Entenda a relação entre o RenovaBio e o etanol
04-02-2026

Política Nacional de Biocombustíveis, mais conhecida como RenovaBio, está transformando o papel do etanol no mercado de energia. O programa, instituído pela Lei nº 13.576/2017, foi criado para cumprir os compromissos do Acordo de Paris e, além de promover a descarbonização e expandir a produção de biocombustíveis, o RenovaBio também assegura a previsibilidade para o mercado. 

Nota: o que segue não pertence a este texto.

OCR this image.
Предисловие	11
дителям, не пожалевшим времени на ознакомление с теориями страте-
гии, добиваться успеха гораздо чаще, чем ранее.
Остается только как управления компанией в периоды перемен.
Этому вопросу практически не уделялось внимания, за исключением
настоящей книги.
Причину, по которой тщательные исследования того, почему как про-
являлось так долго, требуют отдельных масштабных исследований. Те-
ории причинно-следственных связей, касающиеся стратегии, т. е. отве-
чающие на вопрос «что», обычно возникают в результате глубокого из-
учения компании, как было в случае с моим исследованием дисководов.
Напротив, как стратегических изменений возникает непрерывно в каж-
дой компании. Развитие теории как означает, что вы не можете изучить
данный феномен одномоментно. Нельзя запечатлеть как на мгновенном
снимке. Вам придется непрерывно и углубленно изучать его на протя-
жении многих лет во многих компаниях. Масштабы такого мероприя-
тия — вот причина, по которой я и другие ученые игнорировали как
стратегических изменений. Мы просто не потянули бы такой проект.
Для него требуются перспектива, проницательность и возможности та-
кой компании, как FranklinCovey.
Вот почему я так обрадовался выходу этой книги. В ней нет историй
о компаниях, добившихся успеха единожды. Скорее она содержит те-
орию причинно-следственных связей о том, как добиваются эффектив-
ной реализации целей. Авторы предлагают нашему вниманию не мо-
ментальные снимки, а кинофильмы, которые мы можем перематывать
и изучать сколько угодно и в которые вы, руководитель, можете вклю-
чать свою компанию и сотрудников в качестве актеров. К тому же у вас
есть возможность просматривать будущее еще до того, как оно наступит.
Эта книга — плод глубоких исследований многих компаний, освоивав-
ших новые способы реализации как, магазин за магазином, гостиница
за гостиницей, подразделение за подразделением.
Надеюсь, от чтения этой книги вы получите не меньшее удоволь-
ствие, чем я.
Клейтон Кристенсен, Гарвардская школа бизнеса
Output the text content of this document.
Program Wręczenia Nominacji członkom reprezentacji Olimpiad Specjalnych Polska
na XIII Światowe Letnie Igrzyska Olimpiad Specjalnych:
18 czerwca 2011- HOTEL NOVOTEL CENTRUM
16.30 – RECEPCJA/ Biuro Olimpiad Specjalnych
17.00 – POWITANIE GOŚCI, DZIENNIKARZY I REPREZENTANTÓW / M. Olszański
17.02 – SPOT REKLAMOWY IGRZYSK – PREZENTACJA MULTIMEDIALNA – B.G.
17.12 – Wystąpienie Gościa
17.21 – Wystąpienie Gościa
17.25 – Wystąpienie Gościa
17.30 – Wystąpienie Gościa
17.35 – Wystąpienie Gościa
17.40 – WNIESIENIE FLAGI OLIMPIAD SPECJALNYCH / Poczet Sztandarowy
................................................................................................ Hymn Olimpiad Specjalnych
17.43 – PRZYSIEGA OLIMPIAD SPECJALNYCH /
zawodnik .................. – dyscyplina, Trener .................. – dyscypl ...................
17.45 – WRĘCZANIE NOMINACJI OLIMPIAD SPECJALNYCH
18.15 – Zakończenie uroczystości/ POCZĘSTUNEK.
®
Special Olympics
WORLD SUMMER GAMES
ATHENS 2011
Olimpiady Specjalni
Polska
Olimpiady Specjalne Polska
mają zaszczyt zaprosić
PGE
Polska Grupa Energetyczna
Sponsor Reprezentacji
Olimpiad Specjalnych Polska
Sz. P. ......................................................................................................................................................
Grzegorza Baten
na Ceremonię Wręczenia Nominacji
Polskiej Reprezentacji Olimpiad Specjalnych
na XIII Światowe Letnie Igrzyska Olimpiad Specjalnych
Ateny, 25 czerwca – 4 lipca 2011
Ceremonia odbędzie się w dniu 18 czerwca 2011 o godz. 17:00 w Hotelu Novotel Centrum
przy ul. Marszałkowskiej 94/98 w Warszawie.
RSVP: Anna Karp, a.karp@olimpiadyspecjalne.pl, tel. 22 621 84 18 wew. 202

Como o RenovaBio funciona?

RenovaBio conta com três eixos: 

1) Metas de descarbonização:

Anualmente, o governo estabelece metas de redução de emissões para as distribuidoras de combustíveis.

2) Certificação da produção de biocombustíveis:

Os produtores de biocombustíveis passam por uma auditoria, que mede notas de eficiência energético-ambiental. Quanto mais limpo o processo, mais alta é a nota, que é multiplicada pelo volume de biocombustível comercializado. Esta etapa também resulta na quantidade de CBIOs que determinado produtor poderá emitir e vender.

3) Crédito de descarbonização (CBIO): 

O CBIO é o ativo financeiro do programa. Cada CBIO equivale a uma tonelada de gás carbônico (CO2)  que deixou de ser emitida na atmosfera. São os CBIOs que garantem a previsibilidade do mercado, uma vez que as distribuidoras de combustíveis fósseis são obrigadas a adquirí-los. Além disso, os créditos podem ser comprados na bolsa de valores, tanto por pessoas físicas quanto jurídicas, para que suas emissões de CO2 sejam neutralizadas e metas sejam cumpridas. 

Vantagens do RenovaBio

RenovaBio representa vantagens para diversos setores. Em relação ao meio ambiente, o programa é essencial para reduzir as emissões de gás carbônico, já que o etanol emite até 90% menos CO2 na atmosfera do que a gasolina. A redução da concentração de gases poluentes é essencial para conter os avanços do aquecimento global. 

Do ponto de vista econômico, o RenovaBio se destaca pelo CBIO, que permite uma nova fonte de renda para as usinas de biocombustíveis. Além disso, a previsibilidade do programa, garantida pelos créditos de descarbonização, dá a segurança necessária ao mercado para que sejam realizados mais investimentos no setor. Esses investimentos proporcionam maior desenvolvimento socioeconômico nas cidades onde as usinas estão localizadas. Além disso, o programa atrai investimentos de tecnologia e pesquisa para uma maior eficiência. 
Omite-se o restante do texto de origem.